Bulgarian connection in discovery of planet orbiting two suns
A Bulgarian who has a doctorate in astrophysics from Johns Hopkins University has been named as lead author on research to be published in the Astrophysical Journal about Nasa’s discovery of the largest planet yet found around a double-star system.
Nasa announced on June 13 the finding of the new planet, Kepler-1647b, which orbits two suns.
The new planet was identified by a team led by astronomers from Nasa’s Goddard Space Flight Center in Greenbelt, Maryland, and San Diego State University (SDSU) in California, who used NASA’s Kepler Space Telescope to identify Kepler-1647b.
The discovery was announced in San Diego at a meeting of the American Astronomical Society, according to Nasa’s website. The research has been accepted for publication in the Astrophysical Journal with Veselin Kostov, a Nasa Goddard postdoctoral fellow, as lead author.
Kostov graduated with a Bachelor of Science degree in physics from Sofia University in 2002. He went on to Master of Science in astrophyics from the University of Oklahoma, an M Phil in geophysics from Columbia University, and the PhD in astrophysics from Johns Hopkins.
Nasa said that Kepler-1647 is 3700 light-years away and about 4.4 billion years old, roughly the same age as Earth. The stars are similar to the sun, with one slightly larger than our home star and the other slightly smaller. The planet has a mass and radius nearly identical to that of Jupiter, making it the largest transiting circumbinary planet ever found.
Planets that orbit two stars are known as circumbinary planets, or sometimes “Tatooine” planets, after Luke Skywalker’s home world in Star Wars. Using Kepler data, astronomers search for slight dips in brightness that hint a planet might be passing or transiting in front of a star, blocking a tiny amount of the star’s light.

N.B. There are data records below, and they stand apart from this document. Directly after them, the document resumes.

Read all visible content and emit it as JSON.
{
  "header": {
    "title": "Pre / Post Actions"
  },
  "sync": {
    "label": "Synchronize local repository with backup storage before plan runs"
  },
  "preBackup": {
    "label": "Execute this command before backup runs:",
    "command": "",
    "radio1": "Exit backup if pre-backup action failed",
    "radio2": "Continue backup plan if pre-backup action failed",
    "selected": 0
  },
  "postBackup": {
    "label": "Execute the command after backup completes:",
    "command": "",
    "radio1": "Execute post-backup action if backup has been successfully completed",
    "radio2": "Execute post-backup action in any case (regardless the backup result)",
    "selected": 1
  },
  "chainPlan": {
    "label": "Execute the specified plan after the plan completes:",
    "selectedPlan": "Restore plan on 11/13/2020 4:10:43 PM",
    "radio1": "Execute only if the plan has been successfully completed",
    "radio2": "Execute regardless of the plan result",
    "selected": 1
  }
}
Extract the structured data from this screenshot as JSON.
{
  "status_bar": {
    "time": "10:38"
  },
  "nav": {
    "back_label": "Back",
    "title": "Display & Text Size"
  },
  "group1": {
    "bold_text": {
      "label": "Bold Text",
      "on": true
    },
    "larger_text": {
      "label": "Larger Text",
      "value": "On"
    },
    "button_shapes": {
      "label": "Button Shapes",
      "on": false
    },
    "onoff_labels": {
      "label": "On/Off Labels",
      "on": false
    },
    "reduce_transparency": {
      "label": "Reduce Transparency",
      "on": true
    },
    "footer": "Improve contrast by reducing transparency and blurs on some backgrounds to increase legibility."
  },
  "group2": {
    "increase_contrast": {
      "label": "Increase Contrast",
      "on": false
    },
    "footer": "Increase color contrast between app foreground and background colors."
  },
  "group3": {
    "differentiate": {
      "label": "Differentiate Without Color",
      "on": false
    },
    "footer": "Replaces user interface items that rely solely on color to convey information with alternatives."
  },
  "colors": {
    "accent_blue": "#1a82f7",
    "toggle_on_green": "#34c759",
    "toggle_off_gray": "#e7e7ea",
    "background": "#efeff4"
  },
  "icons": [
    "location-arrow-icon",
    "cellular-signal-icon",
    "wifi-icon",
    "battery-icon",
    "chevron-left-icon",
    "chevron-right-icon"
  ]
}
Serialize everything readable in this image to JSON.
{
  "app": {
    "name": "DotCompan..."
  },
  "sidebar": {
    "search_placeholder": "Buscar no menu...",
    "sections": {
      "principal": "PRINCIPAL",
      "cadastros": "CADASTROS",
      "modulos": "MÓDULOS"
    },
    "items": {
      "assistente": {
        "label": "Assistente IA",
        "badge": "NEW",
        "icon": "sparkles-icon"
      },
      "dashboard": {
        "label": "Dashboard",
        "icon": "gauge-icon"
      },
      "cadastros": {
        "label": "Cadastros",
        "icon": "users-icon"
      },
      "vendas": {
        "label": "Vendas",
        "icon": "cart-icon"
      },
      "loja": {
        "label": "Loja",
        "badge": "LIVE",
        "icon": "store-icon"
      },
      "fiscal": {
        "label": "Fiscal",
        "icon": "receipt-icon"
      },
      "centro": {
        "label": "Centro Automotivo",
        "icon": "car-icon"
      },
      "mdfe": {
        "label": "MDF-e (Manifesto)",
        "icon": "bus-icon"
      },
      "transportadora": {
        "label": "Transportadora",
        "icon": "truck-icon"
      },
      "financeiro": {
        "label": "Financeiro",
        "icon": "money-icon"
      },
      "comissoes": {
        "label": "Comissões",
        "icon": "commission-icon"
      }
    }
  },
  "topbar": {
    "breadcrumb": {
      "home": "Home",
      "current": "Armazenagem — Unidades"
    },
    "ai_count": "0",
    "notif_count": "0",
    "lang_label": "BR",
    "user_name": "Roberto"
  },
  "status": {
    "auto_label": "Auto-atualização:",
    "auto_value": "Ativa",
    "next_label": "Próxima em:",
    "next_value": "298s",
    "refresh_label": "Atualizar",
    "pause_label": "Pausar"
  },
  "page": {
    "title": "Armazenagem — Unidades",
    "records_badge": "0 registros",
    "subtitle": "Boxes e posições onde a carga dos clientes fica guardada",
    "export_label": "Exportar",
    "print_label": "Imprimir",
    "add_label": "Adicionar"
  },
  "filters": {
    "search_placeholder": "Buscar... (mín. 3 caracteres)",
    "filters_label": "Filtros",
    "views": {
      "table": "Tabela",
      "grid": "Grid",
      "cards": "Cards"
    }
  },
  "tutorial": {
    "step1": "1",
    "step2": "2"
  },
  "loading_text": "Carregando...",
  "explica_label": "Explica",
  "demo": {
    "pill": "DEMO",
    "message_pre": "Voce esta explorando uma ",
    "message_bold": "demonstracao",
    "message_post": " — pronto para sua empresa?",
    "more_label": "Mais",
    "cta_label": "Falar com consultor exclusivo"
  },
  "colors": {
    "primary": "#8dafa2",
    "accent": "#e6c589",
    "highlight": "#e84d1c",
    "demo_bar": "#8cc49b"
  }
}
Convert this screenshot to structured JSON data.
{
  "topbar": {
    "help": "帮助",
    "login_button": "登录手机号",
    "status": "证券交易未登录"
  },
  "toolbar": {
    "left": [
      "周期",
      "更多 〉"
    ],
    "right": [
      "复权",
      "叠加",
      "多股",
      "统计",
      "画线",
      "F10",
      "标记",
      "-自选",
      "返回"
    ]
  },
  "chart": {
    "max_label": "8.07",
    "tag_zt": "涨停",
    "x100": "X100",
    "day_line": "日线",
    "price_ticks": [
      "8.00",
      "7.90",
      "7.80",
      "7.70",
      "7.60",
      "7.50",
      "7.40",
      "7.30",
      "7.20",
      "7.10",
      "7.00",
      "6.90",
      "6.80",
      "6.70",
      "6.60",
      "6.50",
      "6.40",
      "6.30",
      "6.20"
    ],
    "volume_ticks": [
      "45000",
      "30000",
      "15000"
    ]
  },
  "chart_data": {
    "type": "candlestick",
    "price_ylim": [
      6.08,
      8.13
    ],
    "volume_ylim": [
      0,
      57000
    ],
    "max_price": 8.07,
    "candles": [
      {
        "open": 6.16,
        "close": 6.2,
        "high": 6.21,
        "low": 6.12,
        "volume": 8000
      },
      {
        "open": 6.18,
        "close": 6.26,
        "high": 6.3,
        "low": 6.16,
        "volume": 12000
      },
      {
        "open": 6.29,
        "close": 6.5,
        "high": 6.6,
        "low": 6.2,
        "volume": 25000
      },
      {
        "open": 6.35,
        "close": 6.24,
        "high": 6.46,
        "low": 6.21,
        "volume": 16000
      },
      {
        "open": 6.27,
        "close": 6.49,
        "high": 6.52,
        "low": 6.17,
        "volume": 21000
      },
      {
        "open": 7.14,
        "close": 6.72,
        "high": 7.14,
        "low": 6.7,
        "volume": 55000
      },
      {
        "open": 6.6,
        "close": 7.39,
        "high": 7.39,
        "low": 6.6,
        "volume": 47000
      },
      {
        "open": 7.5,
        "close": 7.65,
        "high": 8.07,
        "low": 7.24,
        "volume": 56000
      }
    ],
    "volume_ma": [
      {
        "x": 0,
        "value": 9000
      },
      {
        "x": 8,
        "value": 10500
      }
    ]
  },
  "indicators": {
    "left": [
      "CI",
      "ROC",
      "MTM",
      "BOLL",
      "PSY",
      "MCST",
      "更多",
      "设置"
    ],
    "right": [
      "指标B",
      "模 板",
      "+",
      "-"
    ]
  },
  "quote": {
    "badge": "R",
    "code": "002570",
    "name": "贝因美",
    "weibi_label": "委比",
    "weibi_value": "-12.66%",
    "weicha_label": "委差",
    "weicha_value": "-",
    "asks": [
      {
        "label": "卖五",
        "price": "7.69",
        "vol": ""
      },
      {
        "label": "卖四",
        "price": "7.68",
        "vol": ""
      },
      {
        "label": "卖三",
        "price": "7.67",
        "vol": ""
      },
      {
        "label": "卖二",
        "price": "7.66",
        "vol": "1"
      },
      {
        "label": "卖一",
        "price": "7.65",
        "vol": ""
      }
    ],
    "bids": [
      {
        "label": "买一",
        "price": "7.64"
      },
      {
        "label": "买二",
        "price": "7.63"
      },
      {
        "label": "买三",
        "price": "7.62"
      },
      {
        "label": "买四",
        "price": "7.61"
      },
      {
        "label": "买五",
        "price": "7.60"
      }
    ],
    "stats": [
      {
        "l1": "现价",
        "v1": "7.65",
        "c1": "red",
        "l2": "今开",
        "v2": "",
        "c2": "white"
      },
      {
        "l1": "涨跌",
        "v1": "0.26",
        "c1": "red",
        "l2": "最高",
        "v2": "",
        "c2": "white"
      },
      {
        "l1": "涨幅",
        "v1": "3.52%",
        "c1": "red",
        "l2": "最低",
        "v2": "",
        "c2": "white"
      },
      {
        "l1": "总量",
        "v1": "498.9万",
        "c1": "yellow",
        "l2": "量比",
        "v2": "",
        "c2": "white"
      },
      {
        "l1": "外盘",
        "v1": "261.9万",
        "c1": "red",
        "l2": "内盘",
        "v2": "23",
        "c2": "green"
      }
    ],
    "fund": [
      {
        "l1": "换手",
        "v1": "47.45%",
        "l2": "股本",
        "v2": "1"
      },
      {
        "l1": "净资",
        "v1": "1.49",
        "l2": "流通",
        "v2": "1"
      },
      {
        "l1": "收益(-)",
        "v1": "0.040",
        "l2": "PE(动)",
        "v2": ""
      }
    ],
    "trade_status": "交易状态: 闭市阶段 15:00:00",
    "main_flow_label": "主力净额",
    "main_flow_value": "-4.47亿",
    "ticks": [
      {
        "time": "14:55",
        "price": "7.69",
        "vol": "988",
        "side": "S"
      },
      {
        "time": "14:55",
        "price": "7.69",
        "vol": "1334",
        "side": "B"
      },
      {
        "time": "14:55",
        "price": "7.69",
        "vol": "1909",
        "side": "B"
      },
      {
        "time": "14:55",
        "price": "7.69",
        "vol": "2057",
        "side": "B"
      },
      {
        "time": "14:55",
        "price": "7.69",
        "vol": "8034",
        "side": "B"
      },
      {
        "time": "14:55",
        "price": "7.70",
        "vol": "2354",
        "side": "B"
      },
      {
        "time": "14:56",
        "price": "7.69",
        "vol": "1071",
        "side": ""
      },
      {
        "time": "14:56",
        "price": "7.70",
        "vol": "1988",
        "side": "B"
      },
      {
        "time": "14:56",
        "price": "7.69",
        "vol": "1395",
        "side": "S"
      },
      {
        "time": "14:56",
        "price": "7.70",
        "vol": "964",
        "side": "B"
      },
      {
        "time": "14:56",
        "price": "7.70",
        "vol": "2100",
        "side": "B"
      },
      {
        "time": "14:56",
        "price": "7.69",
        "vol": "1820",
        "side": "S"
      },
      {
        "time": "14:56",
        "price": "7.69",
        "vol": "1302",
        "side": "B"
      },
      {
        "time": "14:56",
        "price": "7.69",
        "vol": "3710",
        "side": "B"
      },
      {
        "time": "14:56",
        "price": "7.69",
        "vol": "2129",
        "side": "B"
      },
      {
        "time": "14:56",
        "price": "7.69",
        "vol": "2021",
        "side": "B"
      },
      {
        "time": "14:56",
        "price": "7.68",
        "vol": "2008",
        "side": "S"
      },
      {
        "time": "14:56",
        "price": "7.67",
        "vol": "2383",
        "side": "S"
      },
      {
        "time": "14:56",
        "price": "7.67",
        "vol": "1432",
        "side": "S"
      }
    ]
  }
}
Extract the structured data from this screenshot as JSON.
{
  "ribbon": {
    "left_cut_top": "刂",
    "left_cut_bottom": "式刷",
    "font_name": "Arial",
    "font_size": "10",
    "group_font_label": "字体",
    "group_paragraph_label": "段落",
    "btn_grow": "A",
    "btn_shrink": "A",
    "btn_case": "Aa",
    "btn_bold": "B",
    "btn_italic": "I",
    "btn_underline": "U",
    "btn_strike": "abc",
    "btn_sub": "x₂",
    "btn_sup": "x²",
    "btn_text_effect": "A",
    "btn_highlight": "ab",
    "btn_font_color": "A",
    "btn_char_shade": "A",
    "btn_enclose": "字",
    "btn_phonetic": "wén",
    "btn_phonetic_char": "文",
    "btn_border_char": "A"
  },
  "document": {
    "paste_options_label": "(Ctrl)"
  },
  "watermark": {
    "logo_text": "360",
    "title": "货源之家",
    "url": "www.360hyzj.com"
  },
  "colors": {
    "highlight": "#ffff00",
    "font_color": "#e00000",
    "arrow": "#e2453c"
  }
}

“But finding circumbinary planets is much harder than finding planets around single stars,” said SDSU astronomer William Welsh, one of the paper’s coauthors, quoted by Nasa. “The transits are not regularly spaced in time and they can vary in duration and even depth.”
“It’s a bit curious that this biggest planet took so long to confirm, since it is easier to find big planets than small ones,” said SDSU astronomer Jerome Orosz, a coauthor on the study. “But it is because its orbital period is so long.”
The planet takes 1107 days – just more than three years – to orbit its host stars, the longest period of any confirmed transiting exoplanet found so far. The planet is also much further away from its stars than any other circumbinary planet, breaking with the tendency for circumbinary planets to have close-in orbits. Interestingly, its orbit puts the planet with in the so-called habitable zone–the range of distances from a star where liquid water might pool on the surface of an orbiting planet.
Like Jupiter, however, Kepler-1647b is a gas giant, making the planet unlikely to host life. Yet if the planet has large moons, they could potentially be suitable for life.
“Habitability aside, Kepler-1647b is important because it is the tip of the iceberg of a theoretically predicted population of large, long-period circumbinary planets,” Welsh said.
Once a candidate planet is found, researchers employ advanced computer programs to determine if it really is a planet. It can be a gruelling process, according to the item on Nasa’s website.
Laurance Doyle, a coauthor on the paper and astronomer at the SETI Institute, noticed a transit back in 2011. But more data and several years of analysis were needed to confirm the transit was indeed caused by a circumbinary planet.
A network of amateur astronomers in the Kilodegree Extremely Little Telescope “Follow-Up Network” provided additional observations that helped the researchers estimate the planet’s mass.